Some people experience a tragic event and withdraw to heal their wounds. Others decide taking action is the way to climb out of the hole. Kenny Mercer of Norwalk falls into the latter category. After a good friend died by suicide, Mercer, who runs Full Blast Booking, decided to create an annual music event to raise awareness around suicide and mental health as well as raise funds for a non-profit helping people with lived experience.
The result is Tour for Life, a multi-day music event that has expanded in three short years from a one-night, one-venue event in Connecticut to a multi-day event in New Jersey, New Hampshire, Maine, and Connecticut. All proceeds benefit Mental Health Connecticut. This summer’s event will be August 10-14.
In addition to various hip hop artists, each concert also features on-site therapists as well as information and goody bags with mental health management resources. “I wanted to do a music tour where all the proceeds go to a mental health charity and also to raise awareness,” says Mercer, who is also a musician.
The first concert, which raised $11,000 for Mental Health Connecticut, was an eye opener, Mercer says. “We learned a lot about mental health and how to do an event like this. The best thing to come out of it is we know it’s an annual thing now.”
Even the musicians are excited about the intent of the concerts, Mercer says. “We have formulated a true tribe of supporters,” he says. “They found a cause and an organization that really resonates for them.”
The concerts target hip hop fans in their 30s-50s. “Most people in that age range have children now,” Mercer says of the choice. “They want to be great parents. We truly believe you can’t take care of the things in your life until you take care of yourself. [Tour for Life] promotes self care to the fullest.”
“We want to keep people from killing themselves,” Mercer continues. “Whether it’s self care, holistic medicine, medical cannabis, whatever — we want to present all the options to you so you can manage your mental health.”
Mercer has a new appreciation for the importance of self-care in part due to having been recently diagnosed with multiple sclerosis. “I’m so grateful for all I’ve learned from MHC and partnering with them because it’s easy when you’re dealing with physical issues to spiral into a dark place. I feel the best way to counter all those things that are negative is to keep an eye and thoughts on your own mental health and how you can stay on top of it.”
When people break an arm, they know to go to the hospital or urgent care. “But if you break your emotions, you’d be surprised how many people don’t know how to handle that,” Mercer says. “If I’m sad what do I do? They don’t have the answer to that. We want to help give those pointers and options to handle that.”
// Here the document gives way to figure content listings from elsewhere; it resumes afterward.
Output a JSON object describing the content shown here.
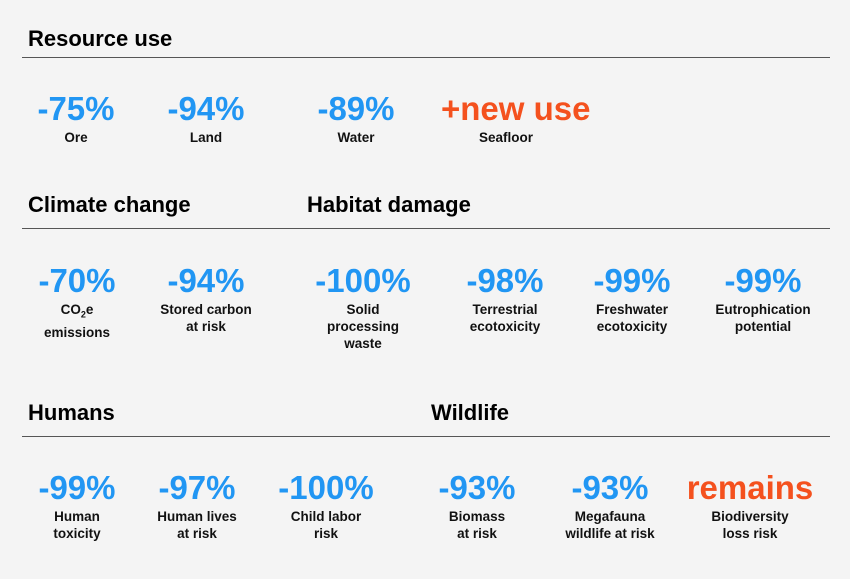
{
  "colors": {
    "blue": "#2196f3",
    "red": "#f4511e"
  },
  "headings": {
    "resource_use": "Resource use",
    "climate_change": "Climate change",
    "habitat_damage": "Habitat damage",
    "humans": "Humans",
    "wildlife": "Wildlife"
  },
  "stats": {
    "ore": {
      "value": "-75%",
      "label1": "Ore"
    },
    "land": {
      "value": "-94%",
      "label1": "Land"
    },
    "water": {
      "value": "-89%",
      "label1": "Water"
    },
    "seafloor": {
      "value": "+new use",
      "label1": "Seafloor"
    },
    "co2e": {
      "value": "-70%",
      "label1_prefix": "CO",
      "label1_sub": "2",
      "label1_suffix": "e",
      "label2": "emissions"
    },
    "stored_carbon": {
      "value": "-94%",
      "label1": "Stored carbon",
      "label2": "at risk"
    },
    "solid_waste": {
      "value": "-100%",
      "label1": "Solid",
      "label2": "processing",
      "label3": "waste"
    },
    "terrestrial": {
      "value": "-98%",
      "label1": "Terrestrial",
      "label2": "ecotoxicity"
    },
    "freshwater": {
      "value": "-99%",
      "label1": "Freshwater",
      "label2": "ecotoxicity"
    },
    "eutrophication": {
      "value": "-99%",
      "label1": "Eutrophication",
      "label2": "potential"
    },
    "human_toxicity": {
      "value": "-99%",
      "label1": "Human",
      "label2": "toxicity"
    },
    "human_lives": {
      "value": "-97%",
      "label1": "Human lives",
      "label2": "at risk"
    },
    "child_labor": {
      "value": "-100%",
      "label1": "Child labor",
      "label2": "risk"
    },
    "biomass": {
      "value": "-93%",
      "label1": "Biomass",
      "label2": "at risk"
    },
    "megafauna": {
      "value": "-93%",
      "label1": "Megafauna",
      "label2": "wildlife at risk"
    },
    "biodiversity": {
      "value": "remains",
      "label1": "Biodiversity",
      "label2": "loss risk"
    }
  }
}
Overcoming the stigma associated with admitting a perceived weakness can be hard.
“People who come from hard places and a tough love atmosphere, you don’t talk about your feelings when you’re from the hood,” says Mercer. “We’re trying to change that. The stigma is huge but other genres of music, even metal and emo, are finally starting to shed light on mental health. Hip hop hasn’t so much so it’s why we stepped up to shine a light on that.”